2010/12/20 Tommaso Cucinotta <tommaso.cucinotta@sssup.it>:
> 1. from a requirements analysis phase, it comes out that it should be
> possible to specify the individual runtimes for each possible frequency, as
> it is well-known that the way computation times scale to CPU frequency is
> application-dependent (and platform-dependent); this assumes that as a
> developer I can specify the possible configurations of my real-time app,
> then the OS will be free to pick the CPU frequency that best suites its
> power management logic (i.e., keeping the minimum frequency by which I can
> meet all the deadlines).

I think this make perfect sense, and I have explored related ideas,
but for the Linux kernel and
softer realtime use cases I think it is likely too much at least if
this info needs to be passed to the kernel.

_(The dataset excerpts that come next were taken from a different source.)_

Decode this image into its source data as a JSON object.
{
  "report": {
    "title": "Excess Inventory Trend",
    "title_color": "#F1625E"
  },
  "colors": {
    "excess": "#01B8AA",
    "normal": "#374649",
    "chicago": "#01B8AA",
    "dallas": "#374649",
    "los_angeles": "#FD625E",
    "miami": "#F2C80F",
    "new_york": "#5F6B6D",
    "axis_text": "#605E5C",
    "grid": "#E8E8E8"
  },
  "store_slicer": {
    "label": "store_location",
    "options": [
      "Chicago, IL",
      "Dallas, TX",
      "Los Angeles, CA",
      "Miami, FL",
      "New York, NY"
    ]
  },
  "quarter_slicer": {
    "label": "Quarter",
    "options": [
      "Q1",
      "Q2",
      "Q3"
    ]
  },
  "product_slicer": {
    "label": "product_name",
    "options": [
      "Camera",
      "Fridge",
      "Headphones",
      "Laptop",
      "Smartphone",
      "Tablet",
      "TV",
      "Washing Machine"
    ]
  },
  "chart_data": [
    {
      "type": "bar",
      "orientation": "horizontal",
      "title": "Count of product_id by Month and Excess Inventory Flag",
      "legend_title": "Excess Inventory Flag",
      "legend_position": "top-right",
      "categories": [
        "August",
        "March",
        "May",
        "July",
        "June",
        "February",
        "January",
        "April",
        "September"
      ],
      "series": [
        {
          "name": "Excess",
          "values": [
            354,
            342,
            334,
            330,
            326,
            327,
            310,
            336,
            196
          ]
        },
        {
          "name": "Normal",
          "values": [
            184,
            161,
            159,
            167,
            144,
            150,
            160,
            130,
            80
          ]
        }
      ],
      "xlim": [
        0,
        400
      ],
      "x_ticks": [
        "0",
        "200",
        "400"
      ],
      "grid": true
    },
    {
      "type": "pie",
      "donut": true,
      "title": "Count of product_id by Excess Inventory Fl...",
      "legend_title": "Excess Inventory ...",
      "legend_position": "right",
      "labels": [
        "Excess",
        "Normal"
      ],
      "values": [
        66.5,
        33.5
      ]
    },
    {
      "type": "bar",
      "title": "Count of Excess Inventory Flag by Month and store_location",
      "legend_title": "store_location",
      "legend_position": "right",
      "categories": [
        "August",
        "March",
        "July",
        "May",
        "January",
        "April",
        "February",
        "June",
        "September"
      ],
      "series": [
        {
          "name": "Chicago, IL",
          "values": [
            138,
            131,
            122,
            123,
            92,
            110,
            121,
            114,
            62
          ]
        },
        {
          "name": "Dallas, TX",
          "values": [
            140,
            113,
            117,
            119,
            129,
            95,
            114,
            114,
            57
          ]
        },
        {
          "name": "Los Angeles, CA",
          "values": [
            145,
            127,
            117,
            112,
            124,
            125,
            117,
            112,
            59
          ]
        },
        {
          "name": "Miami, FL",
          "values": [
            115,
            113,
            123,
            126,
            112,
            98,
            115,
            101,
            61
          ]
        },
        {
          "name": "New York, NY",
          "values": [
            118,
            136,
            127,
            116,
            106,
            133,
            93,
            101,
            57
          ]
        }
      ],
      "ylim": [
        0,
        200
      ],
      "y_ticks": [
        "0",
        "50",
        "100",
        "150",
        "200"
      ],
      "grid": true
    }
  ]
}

> 2. this was also assuming, at an API level, a quite static settings (typical
> of hard RT), in which I configure the system and don't change its frequency
> too often; for example, implications of power switches on hard real-time
> requirements (i.e., time windows in which the CPU is not operating during
> the switch, and limits on the max sustainable switching frequencies by apps
> and the like) have not been stated through the API;

I would not worry too much about switch transition effects. They are
in the same order of magnitude
as other disturbances from timers and interrupts and can easily be set
to a certain smallest periodicity.
But if I was designing a system that needed real hard RT tasks I would
probably not enable cpufreq
when those tasks were active.

> 3. for soft real-time contexts and Linux (consider FRESCOR targeted both
> hard RT on RT OSes and soft RT on Linux), we played with a much simpler
> trivial linear scaling, which is exactly what has been proposed and
> implemented by someone in this thread on top of SCHED_DEADLINE (AFAIU);
> however, there's a trick which cannot be neglected, i.e., *change protocol*
> (see 5); benchmarks on MPEG-2 decoding times showed that the linear
> approximation is not that bad, but the best interpolating ratio between the
> computing times in different CPU frequencies do not perfectly conform to the
> frequencies ratios; we didn't make any attempt of extensive evaluation over
> different workloads so far. See Figure 4.1 in D-AQ2v2:

Totally agree on this as well, and it would not be that difficult to
implement in Linux.
For example not just use the frequency as the normalization but have a
different
architecture dependent normalization. This would capture the general
normalization but
not on an application level. But, others might think this is
complicating matter too much.
The other solution is that the deadline task do some over-reservation,
which is going to be
less over-reservation compared to if no normalization existed.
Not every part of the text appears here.